Another band of soldiers worked atop one of the high hills above the river, searching the ground for something long buried and digging random holes to find and recover it.
Bartholomew Stringer knelt amidst the scrub ponderosa pine atop the edge of a low butte, his dark eyes narrowed under the brim of his hat. His second-in-command hunched beside him, the man’s reedy shoulders bent against the brisk wind that howled down from the Black Hills to the north, into and across the badlands.

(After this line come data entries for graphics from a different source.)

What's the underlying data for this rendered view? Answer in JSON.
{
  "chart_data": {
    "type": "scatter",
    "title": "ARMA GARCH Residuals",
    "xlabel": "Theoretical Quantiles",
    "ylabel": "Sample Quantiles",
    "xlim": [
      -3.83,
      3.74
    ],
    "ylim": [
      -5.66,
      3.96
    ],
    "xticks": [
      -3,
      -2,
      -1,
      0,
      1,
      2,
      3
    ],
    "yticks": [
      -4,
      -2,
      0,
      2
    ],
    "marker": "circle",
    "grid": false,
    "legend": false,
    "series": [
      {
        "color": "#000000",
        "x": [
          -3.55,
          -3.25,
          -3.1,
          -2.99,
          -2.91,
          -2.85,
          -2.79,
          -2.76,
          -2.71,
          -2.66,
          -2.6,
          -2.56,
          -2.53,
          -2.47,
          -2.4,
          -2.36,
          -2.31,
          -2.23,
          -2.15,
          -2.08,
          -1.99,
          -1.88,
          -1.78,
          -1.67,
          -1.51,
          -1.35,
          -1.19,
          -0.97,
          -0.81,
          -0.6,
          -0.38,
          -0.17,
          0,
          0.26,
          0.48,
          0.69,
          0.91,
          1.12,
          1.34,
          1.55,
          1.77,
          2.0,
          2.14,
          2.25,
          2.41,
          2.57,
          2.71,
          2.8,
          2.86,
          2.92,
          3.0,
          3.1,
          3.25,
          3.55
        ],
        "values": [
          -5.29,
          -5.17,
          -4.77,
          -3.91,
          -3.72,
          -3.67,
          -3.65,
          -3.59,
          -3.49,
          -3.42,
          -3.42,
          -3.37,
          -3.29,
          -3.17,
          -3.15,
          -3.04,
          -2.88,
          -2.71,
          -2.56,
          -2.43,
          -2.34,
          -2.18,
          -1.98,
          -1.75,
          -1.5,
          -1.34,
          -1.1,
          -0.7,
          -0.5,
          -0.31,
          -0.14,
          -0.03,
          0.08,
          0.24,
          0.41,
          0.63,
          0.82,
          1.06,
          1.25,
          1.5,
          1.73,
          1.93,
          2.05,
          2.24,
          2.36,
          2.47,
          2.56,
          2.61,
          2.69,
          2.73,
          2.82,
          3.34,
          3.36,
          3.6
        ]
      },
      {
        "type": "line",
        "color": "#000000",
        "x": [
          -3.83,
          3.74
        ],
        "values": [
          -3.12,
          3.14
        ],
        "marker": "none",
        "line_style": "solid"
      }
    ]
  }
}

“You sure ’bout all this, Cap?” Frank Alvarado muttered as they watched. He was thin and twitchy. His stringy blond hair hung lank around his narrow face, and his deep-set eyes were a pale blue that made him seem weak and sickly. He was anything but. His weedy appearance worked to his advantage more often than not.
Stringer glanced at him. He wasn’t used to having his orders questioned. But this was not a normal excursion, so he was giving his band of half a dozen men some leeway. They had traveled all the way from Texas, and most of them had never been somewhere this damn cold. Back home they were known as the Border Scouts, a name retained from ties to the sharpshooters and rogue bands of the now-defunct Confederate Army because of the fear it instilled in those who heard it. Here, they were nothing but another gang of men with guns. It had been a lot to ask of them to give up that esteem and comfort without telling them why they were here.
Stringer’s patience with their doubts was reaching an end, though. He was taller than most and wide along the shoulders. His deep voice was often enough to keep order amidst the ruffians who called him Cap, but his size and his piercing gaze helped to remind them just how cruel he could be when they got unruly. It wasn’t often he had to resort to actively keeping his men in line.